Here are some quotes I have found from mothers who have used the program.

"I, being a first-time mom, terribly unconfident, and eager for something structured and quantifiable, bought into [the book], wholeheartedly. It was a disaster. The first three months of my firstborn's life were filled with frustration"

""My frustration is that it seems the Ezzos never took into consideration the moms who suffer from PPD. My depression was pretty debilitating and when my son wasn't "following the program" so to speak, it created a lot of additional stress."

"I took her to the hospital where she was diagnosed as FTT ("failure-to-thrive").   She spent three days in hospital.  I was told to burn Babywise and that babies should be fed on demand, that breastfeeding was a supply and demand process."

"In my mind, I knew that I should call La Leche League for help, but after reading the warnings in [Babywise], there was no way I wanted to get mixed up with those "attachment-parenting types," so I chose to give up and exclusively formula feed."

"When J. was about 3 and a half months old, I started thinking he looked a little skinny."

"I remember laying on the couch listening to her cry and cry thinking motherhood wasn't supposed to be like this."

"I would have said that we were happy following Ezzo, but I can honestly say that we are much happier now. I am so much less stressed out! I didn't realize how much stress Babywising put on me until I quit..."

"I want to share our story in the hope that it may perhaps help to warn others who are heading down the Growing Kids God's Way path. We still ask ourselves, how could we have been deceived for so long?..."

"I would give anything in the world to be able to turn back the clock and learn about the concerns and controversy surrounding Ezzo's methods *before* my dear daughter was born..."

"But even if Babywise and Prep may have a few helpful ideas, there is more chaff than wheat. As someone else has said, "What is good is not unique--you can find it in other safer books. What is unique is not good." In spite of the few helpful ideas I NEVER recommend the books to anyone. Why? Too much possibility that someone could be seriously hurt from them. I don't want that responsibility"

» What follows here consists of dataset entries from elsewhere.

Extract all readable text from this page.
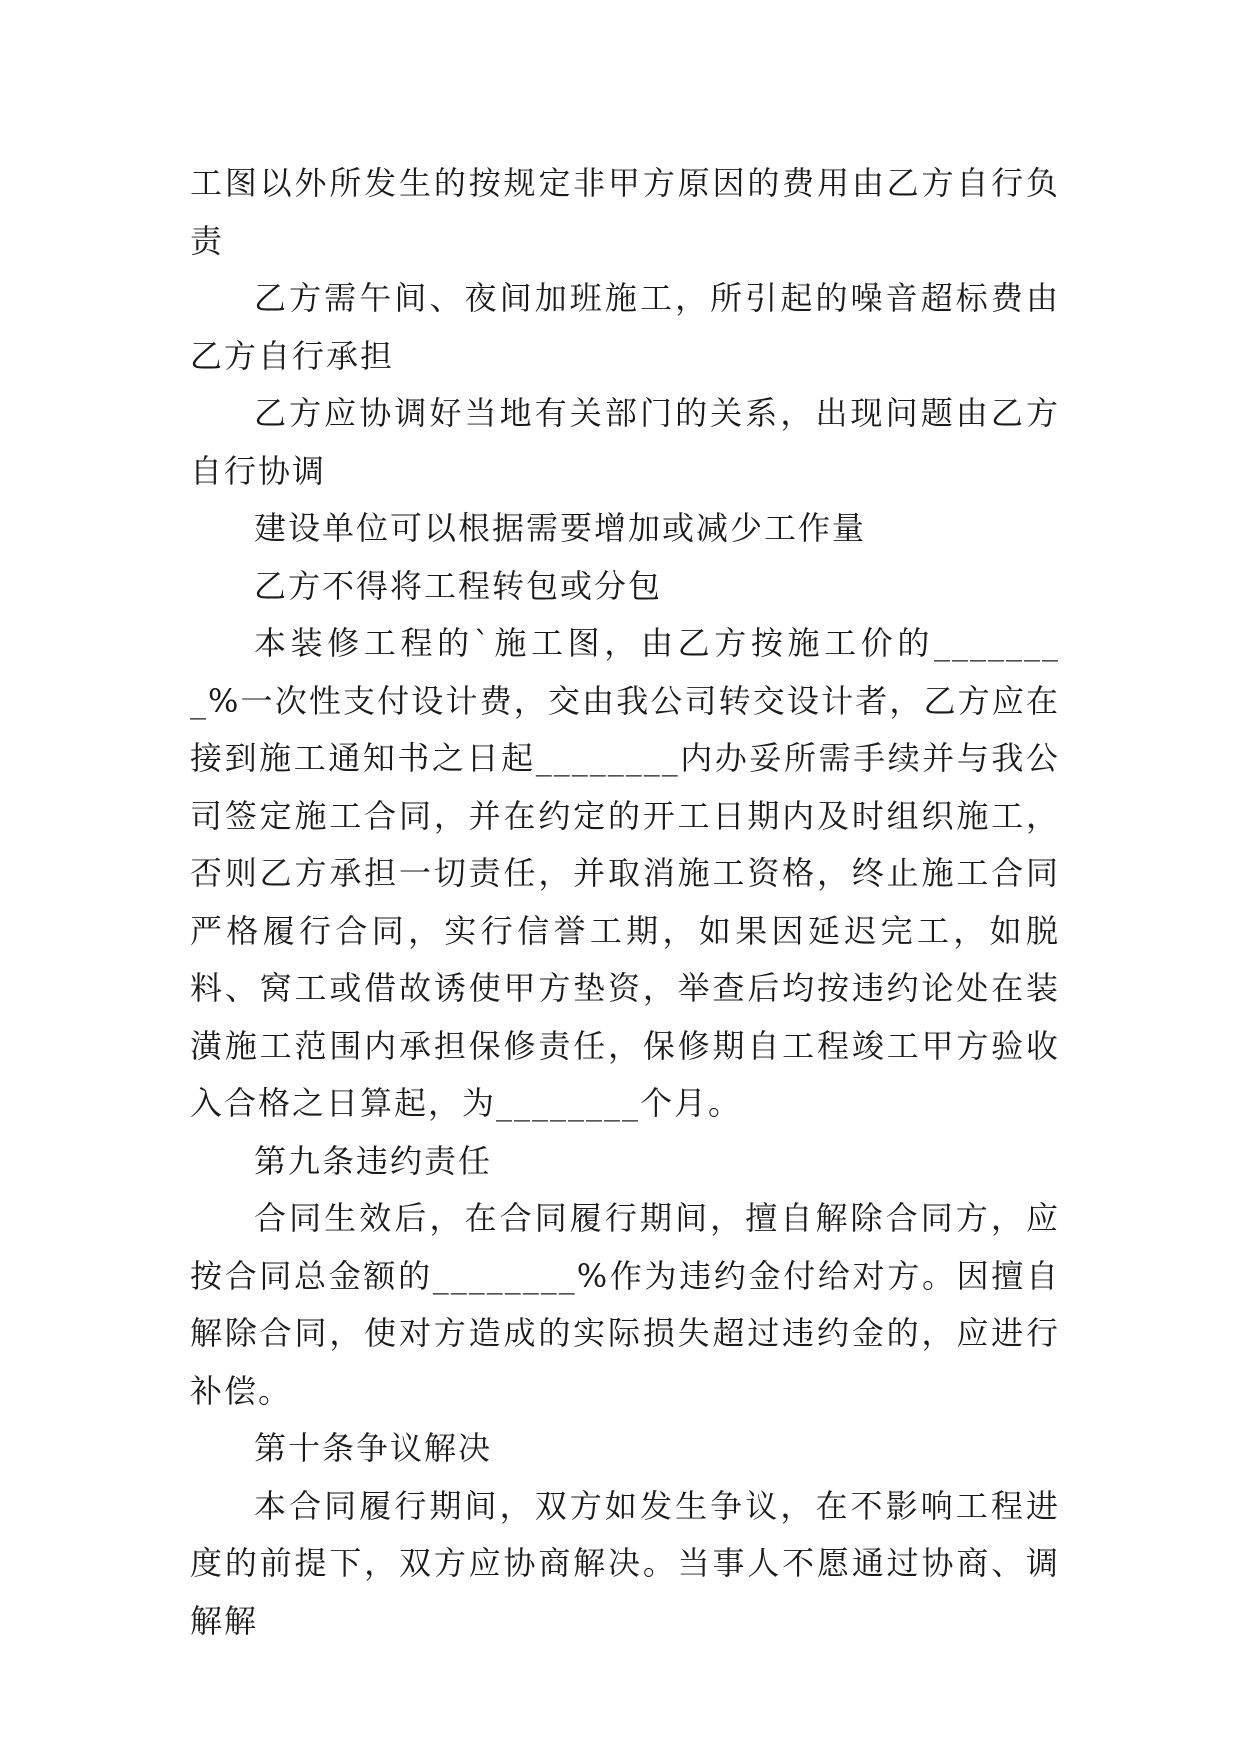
工图以外所发生的按规定非甲方原因的费用由乙方自行负责

乙方需午间、夜间加班施工，所引起的噪音超标费由乙方自行承担

乙方应协调好当地有关部门的关系，出现问题由乙方自行协调

建设单位可以根据需要增加或减少工作量

乙方不得将工程转包或分包

本装修工程的`施工图，由乙方按施工价的________%一次性支付设计费，交由我公司转交设计者，乙方应在接到施工通知书之日起________内办妥所需手续并与我公司签定施工合同，并在约定的开工日期内及时组织施工，否则乙方承担一切责任，并取消施工资格，终止施工合同严格履行合同，实行信誉工期，如果因延迟完工，如脱料、窝工或借故诱使甲方垫资，举查后均按违约论处在装潢施工范围内承担保修责任，保修期自工程竣工甲方验收入合格之日算起，为________个月。

第九条违约责任

合同生效后，在合同履行期间，擅自解除合同方，应按合同总金额的________%作为违约金付给对方。因擅自解除合同，使对方造成的实际损失超过违约金的，应进行补偿。

第十条争议解决

本合同履行期间，双方如发生争议，在不影响工程进度的前提下，双方应协商解决。当事人不愿通过协商、调解解
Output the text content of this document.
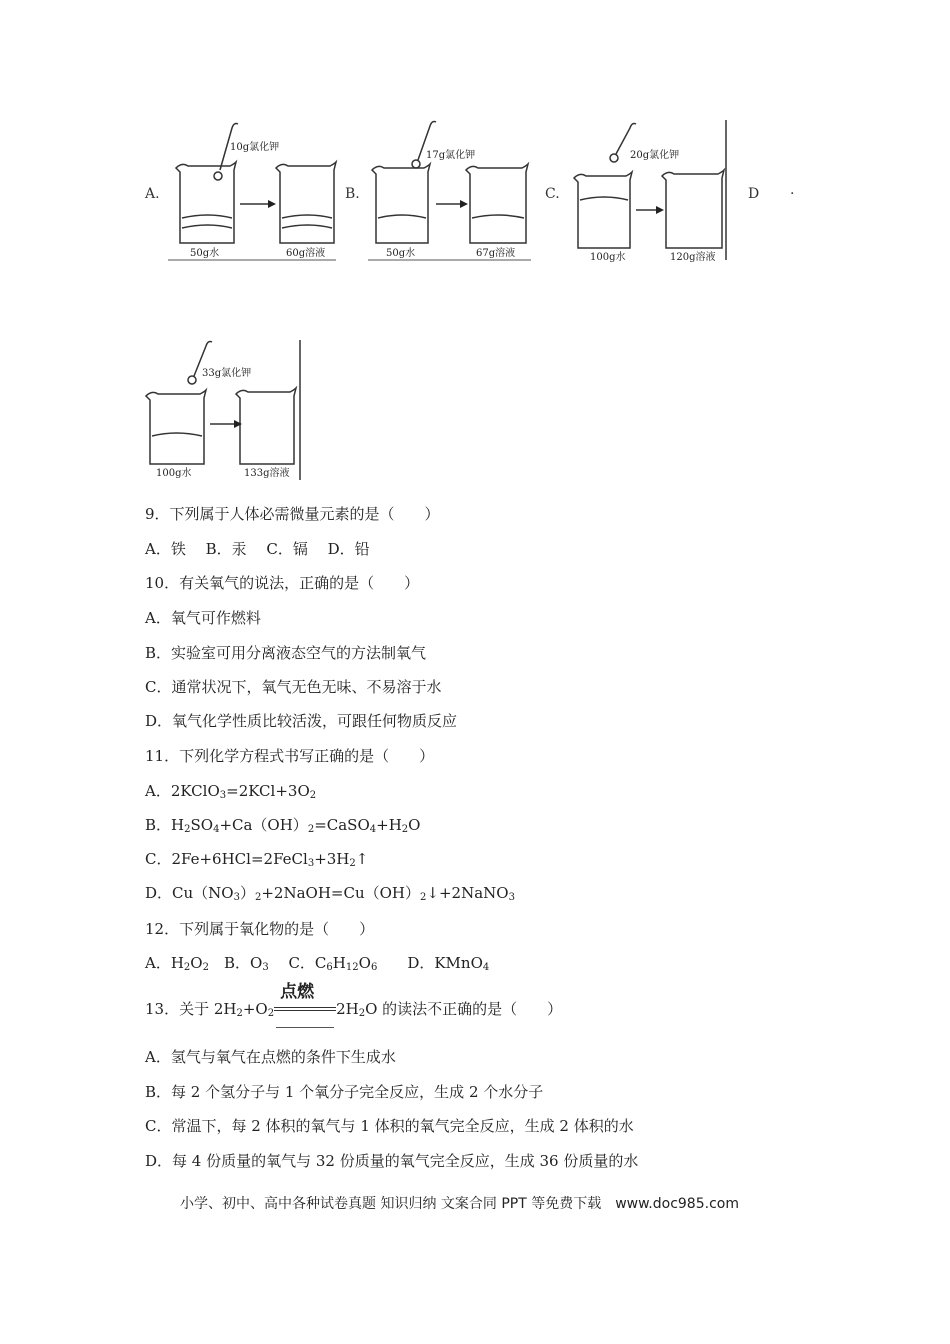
A.	B.	C.	D .
10g氯化钾
50g水	60g溶液
17g氯化钾
50g水	67g溶液
20g氯化钾
100g水	120g溶液
33g氯化钾
100g水	133g溶液
9．下列属于人体必需微量元素的是（　　）
A．铁　 B．汞　 C．镉　 D．铅
10．有关氧气的说法，正确的是（　　）
A．氧气可作燃料
B．实验室可用分离液态空气的方法制氧气
C．通常状况下，氧气无色无味、不易溶于水
D．氧气化学性质比较活泼，可跟任何物质反应
11．下列化学方程式书写正确的是（　　）
A．$2KClO_3=2KCl+3O_2$
B．$H_2SO_4+Ca(OH)_2=CaSO_4+H_2O$
C．$2Fe+6HCl=2FeCl_3+3H_2↑$
D．$Cu(NO_3)_2+2NaOH=Cu(OH)_2↓+2NaNO_3$
12．下列属于氧化物的是（　　）
A．$H_2O_2$　B．$O_3$　 C．$C_6H_{12}O_6$　　D．KMnO$_4$
13．关于 $2H_2+O_2$
点燃
$2H_2O$ 的读法不正确的是（　　）
A．氢气与氧气在点燃的条件下生成水
B．每 2 个氢分子与 1 个氧分子完全反应，生成 2 个水分子
C．常温下，每 2 体积的氧气与 1 体积的氧气完全反应，生成 2 体积的水
D．每 4 份质量的氧气与 32 份质量的氧气完全反应，生成 36 份质量的水
小学、初中、高中各种试卷真题 知识归纳 文案合同 PPT 等免费下载　www.doc985.com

"Please, don't just take our word for it. Do your own research. When you are finished, we be-lieve you will draw the same conclusions we have. We thought we were following sound parent-ing information and doing what was proclaimed to be in the best interest of our son. We could not have been more wrong, and we will always live with that knowledge. We now believe nurs-ing on demand, especially in the early months of life, is among the most critical things one can do for the long-term health and well-being of their child. The harm that has been associated with the Ezzos' parent-directed feeding schedules is not always easily undone, and is simply not worth the potential risks. No other child or parents deserve to endure what we have suffered."
"With both boys I lost my milk between 4 and 5 months. I was unable to get it to come back, I tried all the tricks. Every 3 hours is not enough stimulation for my milk supply in the early months and it affected my supply later on. We were also very heavy into using punishment
(spankings) but now we are not. Our children are now better behaved since we stopped using those tactics with them."

"What was the worst we suffered from the materials?
Believing that every night waking, every phase, everything our kids did, was because they were trying to manipulate us or control us, or defy us. That everything had to be "handled". It's a twisted, sick mindset against your own children - and it's simply not true. We have come a long way - and still have a long way to go. We are far removed from that mindset now, but it haunts us. We find more and more that the truth is that children are new, all that they do is experimentation, and normal. A good dose of guidance, understanding and teaching goes 10 times farther than one punishment."

If you have questions or are frustrated with infant feeding issues, especially breastfeeding, please talk to a qualified professional, and seek the time trusted advice of someone like Dr. Sears.  

Dr, Sears has authored numerous books of preganancy, birth, breastfeeding and parenting, including great books on nghttime parenting, fussy babies, discipline and many, many more.